Budget 2018 reaffirmed the Government’s desire to subject certain services rendered by general partners (“GPs”) of “investment limited partnerships” (“ILPs”) to special GST/HST treatment, and signalled its intention to examine the so-called “holding corporation rule”.

On September 8, 2017, the Government introduced draft GST/HST amendments that would treat certain services rendered by a GP of an ILP to the ILP as taxable supplies (the “September 8 Proposals”). For details on these proposals, refer to our October 2017 Tax Law Bulletin A New Tax on Investment Funds: Distributions to General Partners (GPs) of "Investment Limited Partnerships" Possibly Subject to GST/HST. Under the September 8 Proposals, GST/HST will be imposed on the fair market value (the “FMV”) of administrative and management services provided by a GP to an ILP of which it is a member.

Comments were received by the Government from stakeholders on the September 8 Proposals. As a result of this consultation, Budget 2018 introduced changes to the proposed legislative amendments.

Budget 2018 addresses concerns that had been raised regarding the retrospective aspect of the September 8 Proposals. GST/HST is no longer generally proposed to be levied on services rendered by a GP to an ILP before September 8, 2017. The one notable exception is where the GP charged, collected or remitted GST/HST on account of any such pre-September 8, 2017 services.

Moreover, the FMV of the services rendered by a GP to an ILP is no longer to be determined on the date that the supply is made.

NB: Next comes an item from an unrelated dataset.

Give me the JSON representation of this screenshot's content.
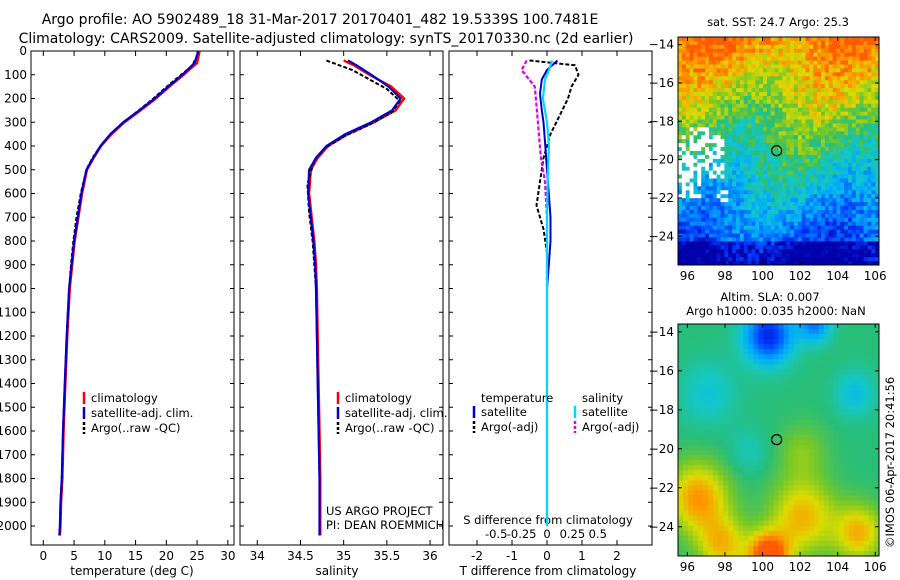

Depending on the particular circumstances, the FMV will instead be determined on (i) the last day of a “billing period” where there is a separate taxable supply of services deemed to be made in respect of the billing period, or (ii) in any other case, the last day of a GST/HST reporting period of the GP. In the latter case, there is deemed to be a separate taxable supply of services during each reporting period of the GP.

Notwithstanding the Government’s modification of the ILP proposals, issues concerning the computation of FMV remain. First, there is no clarification as to how FMV should be determined. Second, the GST/HST imposed on the FMV of supplies made by the GP at the relevant time may not bear any relation to the amounts actually paid to the GP for its services, due to timing differences and other considerations.

Finally, as a result of the ILP proposals, an ILP may be a “selected listed financial institution” (“SLFI”) for HST purposes. Under the September 8 Proposals, these SLFI measures were to take effect January 1, 2019. As a result of changes to the proposals included in Budget 2018, an ILP may elect to accelerate the rules applicable to SLFIs.

At present, holding corporations resident in Canada may register for the GST/HST and claim ITCs to recover GST/HST payable on expenses incurred in relation to shares or indebtedness of an operating corporation engaged in a taxable commercial activity. The Government intends to consult stakeholders on these rules, particularly two aspects of the rules: (a) the limitation of the rule to corporations, and (b) the required relationship of the subject expenses to the operating corporation.

The expansion of ITC eligibility to situations involving not only corporations, but individuals, partnerships and trusts, would be a welcome development. From a policy perspective, the legal structure chosen to pursue commercial activities should not prejudice access to, and the availability of, ITCs.

Conversely, consultation on the second area of focus may be an unwelcome development. Despite jurisprudence taking an expansive view of what expenses may qualify for ITCs, the Canada Revenue Agency’s administrative policy is more restrictive, requiring a direct relationship between the expenses and the operating entity to qualify for ITCs (subject to certain available look-through rules). In Budget 2018, the Government indicated that it “intends to clarify which expenses of the parent corporation that are in respect of shares or indebtedness of a related commercial operating corporation qualify for input tax credits”. By this statement, the Government may be signalling that it intends to introduce its currently non-binding restrictive administrative policy into law.